Here we aim to solve the classic American put option problem using the so called penalty method. 
We must solve the problem
$$
\frac{\partial P}{\partial t} + \frac12\sigma^2S^2\frac{\partial^2 P}{\partial S^2} + rS\frac{\partial P}{\partial S} - rP = 0
$$
with
$$
P(S,T) = \max(X-S,0),
$$
$$
P(S,t) \geq X-S,
$$
and
$$
S_0 = 9.735 \text{ , } X=10  \text{ , } T=1 \text{ , } r=0.05 \text{ , } \sigma=0.4 ~.
$$
The penalty method works by solving a slightly different problem, which can be shown to converge to the true solution.

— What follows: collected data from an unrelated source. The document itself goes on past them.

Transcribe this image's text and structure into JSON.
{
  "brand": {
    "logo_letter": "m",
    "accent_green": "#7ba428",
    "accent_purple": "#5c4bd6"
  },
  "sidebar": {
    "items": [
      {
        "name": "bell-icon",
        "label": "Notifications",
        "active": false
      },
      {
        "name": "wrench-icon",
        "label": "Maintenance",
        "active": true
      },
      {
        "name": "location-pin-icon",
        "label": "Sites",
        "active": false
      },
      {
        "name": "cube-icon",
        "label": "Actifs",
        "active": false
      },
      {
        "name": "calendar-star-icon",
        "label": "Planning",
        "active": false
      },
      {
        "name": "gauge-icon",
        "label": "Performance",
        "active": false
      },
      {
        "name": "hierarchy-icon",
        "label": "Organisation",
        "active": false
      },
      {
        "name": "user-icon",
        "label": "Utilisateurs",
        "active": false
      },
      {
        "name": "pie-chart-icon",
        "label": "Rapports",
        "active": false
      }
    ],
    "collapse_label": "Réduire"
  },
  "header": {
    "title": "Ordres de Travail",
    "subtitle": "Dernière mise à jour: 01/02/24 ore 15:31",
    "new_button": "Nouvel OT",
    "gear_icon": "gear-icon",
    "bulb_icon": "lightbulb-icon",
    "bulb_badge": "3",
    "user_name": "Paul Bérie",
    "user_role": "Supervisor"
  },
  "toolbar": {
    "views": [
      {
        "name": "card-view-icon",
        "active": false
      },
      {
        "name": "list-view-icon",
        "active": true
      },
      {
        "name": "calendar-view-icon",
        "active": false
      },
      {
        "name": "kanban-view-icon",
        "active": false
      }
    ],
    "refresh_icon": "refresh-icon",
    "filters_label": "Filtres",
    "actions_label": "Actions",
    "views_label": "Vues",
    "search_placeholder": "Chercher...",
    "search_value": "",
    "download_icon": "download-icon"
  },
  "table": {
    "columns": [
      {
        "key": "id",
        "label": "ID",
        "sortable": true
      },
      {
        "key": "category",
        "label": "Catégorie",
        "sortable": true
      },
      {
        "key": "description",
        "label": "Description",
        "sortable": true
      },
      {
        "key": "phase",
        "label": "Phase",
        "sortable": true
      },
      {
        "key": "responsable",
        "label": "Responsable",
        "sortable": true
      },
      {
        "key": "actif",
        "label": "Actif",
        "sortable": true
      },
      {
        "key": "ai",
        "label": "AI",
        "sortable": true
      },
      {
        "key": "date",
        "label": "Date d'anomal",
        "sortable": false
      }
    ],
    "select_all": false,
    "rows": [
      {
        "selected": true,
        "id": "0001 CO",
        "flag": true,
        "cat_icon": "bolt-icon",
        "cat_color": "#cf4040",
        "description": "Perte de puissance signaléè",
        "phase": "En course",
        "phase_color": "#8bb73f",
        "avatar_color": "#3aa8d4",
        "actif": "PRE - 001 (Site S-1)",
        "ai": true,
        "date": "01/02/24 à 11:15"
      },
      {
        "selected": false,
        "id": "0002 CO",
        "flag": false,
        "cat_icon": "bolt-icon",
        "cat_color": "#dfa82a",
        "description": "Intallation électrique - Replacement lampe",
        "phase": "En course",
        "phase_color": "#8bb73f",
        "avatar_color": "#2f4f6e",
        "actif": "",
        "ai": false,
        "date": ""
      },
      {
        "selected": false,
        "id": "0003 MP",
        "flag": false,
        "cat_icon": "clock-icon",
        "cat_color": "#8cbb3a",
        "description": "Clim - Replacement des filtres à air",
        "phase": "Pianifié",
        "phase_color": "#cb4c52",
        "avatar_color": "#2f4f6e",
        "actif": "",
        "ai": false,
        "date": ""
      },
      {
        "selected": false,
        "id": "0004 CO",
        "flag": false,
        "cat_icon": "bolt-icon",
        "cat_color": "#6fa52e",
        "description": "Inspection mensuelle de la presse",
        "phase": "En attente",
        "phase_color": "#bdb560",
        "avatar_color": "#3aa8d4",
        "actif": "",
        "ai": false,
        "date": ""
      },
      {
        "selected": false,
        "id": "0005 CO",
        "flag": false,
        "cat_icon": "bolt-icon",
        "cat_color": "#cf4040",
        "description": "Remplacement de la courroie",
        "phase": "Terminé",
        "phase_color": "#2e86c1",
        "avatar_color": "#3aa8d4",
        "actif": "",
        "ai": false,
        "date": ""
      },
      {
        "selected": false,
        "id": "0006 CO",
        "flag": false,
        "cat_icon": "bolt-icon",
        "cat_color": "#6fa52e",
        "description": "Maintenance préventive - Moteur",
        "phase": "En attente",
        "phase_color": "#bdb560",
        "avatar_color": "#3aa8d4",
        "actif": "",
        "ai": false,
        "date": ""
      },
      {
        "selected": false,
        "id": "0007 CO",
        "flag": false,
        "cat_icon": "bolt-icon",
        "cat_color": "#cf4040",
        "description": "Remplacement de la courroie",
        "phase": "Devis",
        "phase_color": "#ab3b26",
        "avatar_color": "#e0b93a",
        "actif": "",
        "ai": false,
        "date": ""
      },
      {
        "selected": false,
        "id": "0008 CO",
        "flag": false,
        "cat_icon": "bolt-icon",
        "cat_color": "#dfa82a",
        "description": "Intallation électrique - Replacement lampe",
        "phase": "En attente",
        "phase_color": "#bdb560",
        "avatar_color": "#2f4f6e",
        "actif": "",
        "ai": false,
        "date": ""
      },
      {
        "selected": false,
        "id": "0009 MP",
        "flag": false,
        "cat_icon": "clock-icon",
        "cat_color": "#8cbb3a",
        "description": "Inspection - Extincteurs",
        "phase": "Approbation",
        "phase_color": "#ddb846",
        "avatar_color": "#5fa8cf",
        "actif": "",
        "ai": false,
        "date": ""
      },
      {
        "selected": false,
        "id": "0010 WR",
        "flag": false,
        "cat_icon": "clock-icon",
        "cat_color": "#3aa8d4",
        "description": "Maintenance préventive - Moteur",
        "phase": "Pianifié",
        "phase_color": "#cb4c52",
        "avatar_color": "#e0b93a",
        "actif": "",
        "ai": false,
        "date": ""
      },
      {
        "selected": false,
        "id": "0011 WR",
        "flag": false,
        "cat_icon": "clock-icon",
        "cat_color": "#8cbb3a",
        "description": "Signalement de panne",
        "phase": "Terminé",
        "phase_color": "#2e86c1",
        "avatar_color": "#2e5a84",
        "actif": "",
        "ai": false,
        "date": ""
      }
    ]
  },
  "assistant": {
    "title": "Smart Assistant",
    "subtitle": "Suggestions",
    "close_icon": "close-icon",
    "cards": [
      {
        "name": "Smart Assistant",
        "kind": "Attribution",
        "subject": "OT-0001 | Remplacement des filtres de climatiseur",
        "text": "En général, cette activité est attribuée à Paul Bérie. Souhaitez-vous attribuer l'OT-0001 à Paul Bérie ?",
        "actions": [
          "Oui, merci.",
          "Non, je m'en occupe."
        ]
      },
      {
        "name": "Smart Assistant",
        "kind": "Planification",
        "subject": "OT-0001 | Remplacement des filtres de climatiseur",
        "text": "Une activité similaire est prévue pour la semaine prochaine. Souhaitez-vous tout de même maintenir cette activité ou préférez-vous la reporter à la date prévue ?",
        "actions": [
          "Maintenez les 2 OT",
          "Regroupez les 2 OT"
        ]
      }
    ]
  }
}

The alternative problem we solve is given by 
$$
\frac{\partial P}{\partial t} + \frac12\sigma^2S^2\frac{\partial^2 P}{\partial S^2} + rS\frac{\partial P}{\partial S} - rP + \rho\max((X - S) - P , 0 ) = 0
$$
where in the limit as $\rho \rightarrow \infty$, the value function $P$ satisfies
$$
P(S,t) \geq X-S.
$$
The algorithm works as follows
1. Write down a standard finite difference scheme for the original PDE (including the boundaries)
2. Take a guess at the solution $v_j^q$ at the current time step, where $v_j^q$ is the $q$th guess.
3. If $v_j^q < X - S_j$ adjust the original finite difference approximation to
$$
\hat b_j = b_j - \rho
$$
$$
\hat d_j = d_j - \rho ( X - S_j )
$$ 
4. Solve new system with a Thomas algorithm to find $v_j^{q+1}$.
5. Check for convergence in $||v^q - v^{q+1}||$.

In order to guarantee that our solution is accurate to the level `tol`, we can choose 
$$
\rho = \frac{1}{tol}. 
$$

A full implementation of this method is also available on the web [click here](https://github.com/pjohno/MATH60082/blob/master/main/math60082_example_sheet_8_penalty.cpp).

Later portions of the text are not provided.